The Reel Review
This Netflix adaptation of J.D. Vance’s 2016 memoir stars Amy Adams and Glenn Close as matriarchs of a self-described family of “hill people” from American Appalachia, as they cope with a life of poverty, drug addiction, physical and emotional abuse and poor life choices.
The premise is pretty simple. Now a Yale law student, J.D. (Gabriel Basso) is asked to return home on the eve of a very important job interview to help get his heroin-addicted mom (Adams) into a drug treatment facility. A series of flashbacks show the disastrous effects that dysfunction and a lack of opportunity have had on his family – and the life-changing effect that one person – his mamaw – had when she took an active role in raising him.
The story from director Ron Howard and writer Vanessa Taylor (The Shape of Water) is heavily watered down from Vance’s more scathing, controversial memoir that blamed Appalachians’ economic woes on laziness and an over-reliance on government handouts. With less of his novel’s provocative social commentary, the film is a more female character-driven, “hillbillified” Lifetime movie – just with better acting.

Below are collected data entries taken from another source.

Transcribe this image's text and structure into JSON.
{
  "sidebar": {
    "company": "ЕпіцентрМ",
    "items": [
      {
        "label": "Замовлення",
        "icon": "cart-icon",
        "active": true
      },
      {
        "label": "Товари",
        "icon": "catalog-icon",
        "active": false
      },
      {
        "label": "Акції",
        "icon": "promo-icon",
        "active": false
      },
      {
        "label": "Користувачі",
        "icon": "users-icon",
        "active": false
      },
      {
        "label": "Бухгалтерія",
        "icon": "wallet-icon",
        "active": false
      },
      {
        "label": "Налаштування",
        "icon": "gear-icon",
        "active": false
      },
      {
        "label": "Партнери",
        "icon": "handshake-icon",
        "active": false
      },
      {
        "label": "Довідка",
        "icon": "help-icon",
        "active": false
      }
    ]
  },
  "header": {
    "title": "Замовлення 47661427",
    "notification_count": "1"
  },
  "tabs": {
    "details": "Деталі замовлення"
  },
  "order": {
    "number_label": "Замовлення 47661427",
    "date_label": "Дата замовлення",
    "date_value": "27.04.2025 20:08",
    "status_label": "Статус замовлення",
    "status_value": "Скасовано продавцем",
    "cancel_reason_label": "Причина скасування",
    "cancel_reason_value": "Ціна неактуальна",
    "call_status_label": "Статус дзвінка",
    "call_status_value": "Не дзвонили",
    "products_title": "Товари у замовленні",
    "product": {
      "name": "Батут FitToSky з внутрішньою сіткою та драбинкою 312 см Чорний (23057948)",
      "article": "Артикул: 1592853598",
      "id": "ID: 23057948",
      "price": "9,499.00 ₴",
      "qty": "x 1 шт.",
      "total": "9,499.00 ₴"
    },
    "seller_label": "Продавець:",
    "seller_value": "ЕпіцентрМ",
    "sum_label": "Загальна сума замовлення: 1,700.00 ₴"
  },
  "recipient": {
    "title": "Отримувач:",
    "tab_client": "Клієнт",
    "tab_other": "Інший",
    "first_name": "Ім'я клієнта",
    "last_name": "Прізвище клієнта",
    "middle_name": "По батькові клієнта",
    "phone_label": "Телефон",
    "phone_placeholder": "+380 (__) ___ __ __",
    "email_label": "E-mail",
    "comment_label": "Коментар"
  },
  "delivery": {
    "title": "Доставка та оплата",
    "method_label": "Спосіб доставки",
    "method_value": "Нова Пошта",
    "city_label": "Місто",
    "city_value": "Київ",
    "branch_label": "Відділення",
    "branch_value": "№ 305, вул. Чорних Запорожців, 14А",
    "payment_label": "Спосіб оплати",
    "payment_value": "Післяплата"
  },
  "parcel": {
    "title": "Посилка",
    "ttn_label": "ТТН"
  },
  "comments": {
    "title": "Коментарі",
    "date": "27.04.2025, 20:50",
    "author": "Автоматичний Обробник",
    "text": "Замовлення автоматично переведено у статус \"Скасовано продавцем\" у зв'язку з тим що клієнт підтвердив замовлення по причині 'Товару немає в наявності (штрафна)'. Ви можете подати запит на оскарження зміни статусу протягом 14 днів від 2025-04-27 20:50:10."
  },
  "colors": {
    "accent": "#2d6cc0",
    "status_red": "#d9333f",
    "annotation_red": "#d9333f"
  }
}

Adams, and Close in particular, capture the look of Vance’s mother and grandmother with a shocking degree of accuracy, and with a raw authenticity in their performances that those unfamiliar with hillbillies might unfairly characterize as histrionic or even lampoonish. And while a bit more introspection in the story would have gone a long way, as it is, Hillbilly Elegy, the film, nicely skims the surface of the challenges of overcoming a dysfunctional family life.
• Between them, Amy Adams and Glenn Close have 13 Oscar nominations – six for Adams and seven for Close – and as yet, no wins.
• Gabriel Basso is known for his roles in the Showtime series The Big C and the 2011 sci-fi thriller Super 8.
• Most of Hillbilly Elegy was filmed in Macon and Clayton, Georgia, with the motel scene in the finale filmed at the Cheshire Motor Inn in Atlanta, which was featured in 2013’s Identity Thief, which starred Melissa McCarthy and Jason Bateman, and Clint Eastwood’s 2018 crime thriller The Mule.